The H100 during the unboxing looks like everybody else too. Fair enough. The display has seven segments and icons but no backlight on the display. Better have your flashlight handy if you work the night shift.
The local keypad has a simple design, which you should expect, of course. So why was I expecting more? Hard to say. However, to give Hamilton some credit, the user experience is decent.
Both devices are multi-parameter, which means you can measure different process variables with only one transmitter. Sort of. Each device has only one input, so you need to choose what you want to measure. Still, you can use the same platform to measure different variables, making things a little easier.
On the Emerson side – are you ready for this? I need a deep breath myself. Okay, the Rosemount 1066 can measure pH/oxidation-reduction potential (ORP), resistivity, conductivity, percent of concentration, chlorine, monochloramine, dissolved oxygen, dissolved ozone, and temperature. Whew! No shortage of options here!
Hamilton has a few options too, but this company takes a slightly different approach. You have the H100 as the basic device. But for conductivity, chlorine, or whatever other measurements, you have to choose the H100 pH, H100 DO, H100 COND, or H100 CONDI. Seems overly complex to me. Anyway, you can measure pH/ORP, conductivity, and dissolved oxygen.
Housing and approvals
The datasheet of the Rosemount 1066 says it’s 155 x 155 x 139 millimeters and weighs approximately 1.5 kilograms. Say it with me now – just like everybody else. Or pretty close, anyway.
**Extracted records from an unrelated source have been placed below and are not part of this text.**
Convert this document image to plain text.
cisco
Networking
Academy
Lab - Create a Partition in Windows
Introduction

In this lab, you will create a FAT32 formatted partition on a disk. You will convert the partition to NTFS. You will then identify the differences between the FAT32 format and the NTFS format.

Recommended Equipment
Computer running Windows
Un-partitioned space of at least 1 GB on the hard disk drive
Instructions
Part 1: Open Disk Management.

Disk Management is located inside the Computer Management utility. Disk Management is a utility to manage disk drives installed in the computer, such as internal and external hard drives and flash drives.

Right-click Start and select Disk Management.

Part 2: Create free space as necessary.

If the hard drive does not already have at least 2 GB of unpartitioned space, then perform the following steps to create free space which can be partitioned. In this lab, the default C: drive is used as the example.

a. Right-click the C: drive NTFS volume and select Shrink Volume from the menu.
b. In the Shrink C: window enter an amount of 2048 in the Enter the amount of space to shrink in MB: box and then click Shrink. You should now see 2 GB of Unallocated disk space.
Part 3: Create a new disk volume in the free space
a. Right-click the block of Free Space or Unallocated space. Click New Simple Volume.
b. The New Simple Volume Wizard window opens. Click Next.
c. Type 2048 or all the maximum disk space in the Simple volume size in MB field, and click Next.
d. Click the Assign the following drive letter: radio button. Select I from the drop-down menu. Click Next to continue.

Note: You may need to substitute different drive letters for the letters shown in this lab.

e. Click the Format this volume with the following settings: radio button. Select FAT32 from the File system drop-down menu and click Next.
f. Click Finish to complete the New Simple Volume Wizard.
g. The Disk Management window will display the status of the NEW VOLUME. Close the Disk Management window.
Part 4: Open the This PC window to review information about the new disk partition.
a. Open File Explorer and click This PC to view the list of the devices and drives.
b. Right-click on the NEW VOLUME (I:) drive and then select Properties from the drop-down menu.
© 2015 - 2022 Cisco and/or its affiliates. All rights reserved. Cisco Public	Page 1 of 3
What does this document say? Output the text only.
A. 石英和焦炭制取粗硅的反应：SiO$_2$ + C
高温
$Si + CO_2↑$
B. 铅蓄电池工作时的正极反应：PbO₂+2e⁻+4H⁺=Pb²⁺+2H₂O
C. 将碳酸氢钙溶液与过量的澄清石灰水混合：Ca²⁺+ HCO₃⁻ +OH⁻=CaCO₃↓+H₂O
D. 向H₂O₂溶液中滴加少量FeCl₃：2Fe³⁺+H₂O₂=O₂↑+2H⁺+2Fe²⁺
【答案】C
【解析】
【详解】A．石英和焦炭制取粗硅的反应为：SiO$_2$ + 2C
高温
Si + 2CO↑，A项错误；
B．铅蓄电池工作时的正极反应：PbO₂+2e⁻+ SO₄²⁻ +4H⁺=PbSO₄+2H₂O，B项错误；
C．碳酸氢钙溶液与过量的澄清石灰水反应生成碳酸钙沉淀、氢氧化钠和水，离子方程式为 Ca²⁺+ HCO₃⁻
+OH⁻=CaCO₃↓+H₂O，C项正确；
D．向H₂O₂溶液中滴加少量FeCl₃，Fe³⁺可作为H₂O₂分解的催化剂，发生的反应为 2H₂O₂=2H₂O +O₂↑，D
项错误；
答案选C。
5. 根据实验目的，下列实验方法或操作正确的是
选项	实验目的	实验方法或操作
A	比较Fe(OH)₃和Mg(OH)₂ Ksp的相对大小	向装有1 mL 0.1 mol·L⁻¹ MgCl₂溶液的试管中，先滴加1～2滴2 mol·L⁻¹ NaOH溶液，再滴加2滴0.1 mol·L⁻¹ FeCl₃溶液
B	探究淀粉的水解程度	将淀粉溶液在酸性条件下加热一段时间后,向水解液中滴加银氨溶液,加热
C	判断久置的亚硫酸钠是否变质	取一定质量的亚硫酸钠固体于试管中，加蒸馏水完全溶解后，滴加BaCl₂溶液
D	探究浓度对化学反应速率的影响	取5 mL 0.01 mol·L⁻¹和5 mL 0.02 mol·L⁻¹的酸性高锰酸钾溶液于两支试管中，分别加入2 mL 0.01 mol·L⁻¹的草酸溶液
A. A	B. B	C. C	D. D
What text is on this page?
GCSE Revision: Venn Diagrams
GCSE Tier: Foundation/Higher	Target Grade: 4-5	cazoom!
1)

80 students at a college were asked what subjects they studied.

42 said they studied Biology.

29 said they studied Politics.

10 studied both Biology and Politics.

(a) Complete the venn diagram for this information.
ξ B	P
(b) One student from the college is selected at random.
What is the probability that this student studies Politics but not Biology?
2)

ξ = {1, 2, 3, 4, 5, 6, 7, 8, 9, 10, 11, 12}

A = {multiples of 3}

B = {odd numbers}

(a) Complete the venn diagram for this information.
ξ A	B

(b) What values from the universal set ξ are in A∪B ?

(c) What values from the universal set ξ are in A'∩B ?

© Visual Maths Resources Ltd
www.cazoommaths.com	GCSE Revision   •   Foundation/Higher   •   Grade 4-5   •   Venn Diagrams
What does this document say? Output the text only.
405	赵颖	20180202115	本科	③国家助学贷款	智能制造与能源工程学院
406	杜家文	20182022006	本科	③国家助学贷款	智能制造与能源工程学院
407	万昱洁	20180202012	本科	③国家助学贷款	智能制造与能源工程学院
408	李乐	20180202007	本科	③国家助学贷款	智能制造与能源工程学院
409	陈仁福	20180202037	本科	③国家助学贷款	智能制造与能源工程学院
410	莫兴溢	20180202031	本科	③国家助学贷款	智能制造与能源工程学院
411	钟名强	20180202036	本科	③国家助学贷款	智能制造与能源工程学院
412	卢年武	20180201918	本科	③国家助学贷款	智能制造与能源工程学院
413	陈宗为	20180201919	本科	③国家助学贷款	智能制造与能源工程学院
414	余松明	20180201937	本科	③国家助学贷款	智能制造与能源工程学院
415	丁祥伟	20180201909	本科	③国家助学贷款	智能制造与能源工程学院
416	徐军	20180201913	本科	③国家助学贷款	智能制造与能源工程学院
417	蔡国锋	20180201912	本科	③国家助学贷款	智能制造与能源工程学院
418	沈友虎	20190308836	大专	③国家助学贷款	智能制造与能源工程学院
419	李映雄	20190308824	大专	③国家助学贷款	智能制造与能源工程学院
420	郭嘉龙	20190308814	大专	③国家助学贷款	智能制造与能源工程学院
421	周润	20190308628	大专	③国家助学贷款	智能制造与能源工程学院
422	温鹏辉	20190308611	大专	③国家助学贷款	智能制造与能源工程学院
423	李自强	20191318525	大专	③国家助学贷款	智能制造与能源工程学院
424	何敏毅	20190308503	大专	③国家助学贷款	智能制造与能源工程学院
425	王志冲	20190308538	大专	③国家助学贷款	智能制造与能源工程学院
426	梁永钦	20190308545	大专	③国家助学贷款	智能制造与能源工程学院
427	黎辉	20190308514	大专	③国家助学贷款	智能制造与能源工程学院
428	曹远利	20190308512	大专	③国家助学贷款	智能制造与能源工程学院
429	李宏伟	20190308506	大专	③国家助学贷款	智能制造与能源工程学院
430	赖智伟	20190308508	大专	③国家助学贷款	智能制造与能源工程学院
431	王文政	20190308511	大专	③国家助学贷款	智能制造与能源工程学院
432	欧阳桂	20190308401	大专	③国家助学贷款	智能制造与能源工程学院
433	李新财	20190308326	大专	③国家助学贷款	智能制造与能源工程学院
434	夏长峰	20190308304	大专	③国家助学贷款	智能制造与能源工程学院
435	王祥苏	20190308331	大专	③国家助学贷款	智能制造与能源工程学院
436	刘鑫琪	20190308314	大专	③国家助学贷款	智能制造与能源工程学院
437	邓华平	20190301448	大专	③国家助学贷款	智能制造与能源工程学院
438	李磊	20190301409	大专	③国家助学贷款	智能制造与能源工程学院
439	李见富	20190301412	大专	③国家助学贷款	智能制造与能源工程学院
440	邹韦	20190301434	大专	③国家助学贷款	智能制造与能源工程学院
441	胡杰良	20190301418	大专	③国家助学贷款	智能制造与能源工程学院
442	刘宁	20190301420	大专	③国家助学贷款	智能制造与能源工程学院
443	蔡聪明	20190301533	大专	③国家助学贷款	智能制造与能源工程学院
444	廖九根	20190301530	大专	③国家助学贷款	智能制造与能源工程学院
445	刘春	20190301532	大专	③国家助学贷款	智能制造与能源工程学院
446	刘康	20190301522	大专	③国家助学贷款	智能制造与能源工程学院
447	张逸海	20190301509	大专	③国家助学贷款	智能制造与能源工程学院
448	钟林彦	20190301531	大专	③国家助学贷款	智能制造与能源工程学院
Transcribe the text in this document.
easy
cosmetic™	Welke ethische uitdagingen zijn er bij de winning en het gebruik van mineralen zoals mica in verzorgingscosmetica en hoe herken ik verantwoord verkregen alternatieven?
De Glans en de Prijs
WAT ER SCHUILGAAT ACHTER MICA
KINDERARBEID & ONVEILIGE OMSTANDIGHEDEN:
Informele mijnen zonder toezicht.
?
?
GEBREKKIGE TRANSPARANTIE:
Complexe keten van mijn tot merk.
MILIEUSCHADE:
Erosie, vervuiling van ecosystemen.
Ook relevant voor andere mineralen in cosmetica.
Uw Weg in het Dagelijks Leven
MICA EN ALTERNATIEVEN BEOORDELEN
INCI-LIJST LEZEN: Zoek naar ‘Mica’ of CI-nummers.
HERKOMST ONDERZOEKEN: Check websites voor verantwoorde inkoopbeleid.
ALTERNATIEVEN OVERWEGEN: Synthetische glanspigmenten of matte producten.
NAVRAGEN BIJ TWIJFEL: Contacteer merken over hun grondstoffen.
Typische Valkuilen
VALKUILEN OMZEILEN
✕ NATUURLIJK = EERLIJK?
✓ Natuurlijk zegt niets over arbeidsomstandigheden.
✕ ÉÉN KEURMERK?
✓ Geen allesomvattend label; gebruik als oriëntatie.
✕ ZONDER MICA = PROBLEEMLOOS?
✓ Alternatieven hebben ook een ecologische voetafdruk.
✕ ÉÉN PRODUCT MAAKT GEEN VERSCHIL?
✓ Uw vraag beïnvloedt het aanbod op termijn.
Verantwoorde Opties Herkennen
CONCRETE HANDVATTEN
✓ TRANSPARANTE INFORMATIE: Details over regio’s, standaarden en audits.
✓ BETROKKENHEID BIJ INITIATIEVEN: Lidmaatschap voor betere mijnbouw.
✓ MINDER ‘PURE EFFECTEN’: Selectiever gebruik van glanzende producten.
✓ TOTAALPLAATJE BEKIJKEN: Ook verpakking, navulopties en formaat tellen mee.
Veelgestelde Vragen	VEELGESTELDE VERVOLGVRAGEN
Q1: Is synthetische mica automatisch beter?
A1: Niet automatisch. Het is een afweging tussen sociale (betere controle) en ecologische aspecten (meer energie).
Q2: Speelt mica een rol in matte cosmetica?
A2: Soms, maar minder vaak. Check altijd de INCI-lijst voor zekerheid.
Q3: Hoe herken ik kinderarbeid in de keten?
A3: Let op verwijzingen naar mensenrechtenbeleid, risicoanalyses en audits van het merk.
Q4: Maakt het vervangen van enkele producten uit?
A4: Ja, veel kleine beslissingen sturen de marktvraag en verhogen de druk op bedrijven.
It has a polycarbonate enclosure with a protection level of IP66, which is fine, although it could use at least one more option. If you work in food and beverage, you’ll want stainless steel and IP69K, right? On the other hand, if you work in a hazardous area, you might do okay with this one. It has approvals such as CSA, ATEX, and IECEx.
Had to do a little digging to get the deets on the H100 but found that it’s a tad smaller and lighter than the 1066 at 144 x 144 x 105 millimeters and nearly 1 kilogram. It has a enclosure of polybutylene terephthalate (PBT) and a protection level of IP65. However, I didn’t find information on approvals; I have to assume you can’t use it in hazardous areas. If someone from Hamilton wants to point me to the proper information, drop me a comment!
Power and protocols
Okay, here we have a big difference in both points. The Rosemount 1066 is a loop-powered device, giving you communication in the same pair of cables you use to power the transmitter. The digital protocols are bog-standard for Emerson – analog, HART, and FOUNDATION Fieldbus. Not much, but better than the next.
Sadly, the H100 has zero digital protocols, just analog. Yes, it’s entry-level, but so is the 1066. Hamilton could at least provide HART, right? And it’s also 4-wire, meaning it has a pair of cables for power and another pair for communication. Simple can be good! You should check the price points on these and see how much value you get.
Nope, nothing here! You can find fancy devices over yonder. Next!
Information and documentation
I lost count of how many times I’ve reviewed the Emerson website. Solid user experience, even on your phone or tablet. If I were to nitpick, I’d say the Rosemount 1066 page could use some TLC, or at least better organization. It feels like somebody just slapped on the info from the old website.
The Hamilton website is not responsive and not navigable with phone or tablet. Sad, I know. But it is clear, with fairly easy navigation. The documentation on the device page, though? Yikes. Somebody get on that, please.
The Rosemount 1066 has digital protocols and loop power, if you like those things. They’re not necessary but can help. The H100 lacks these options but could still work for you if you want to keep things simple and relatively cheap. Scale them out and check the prices!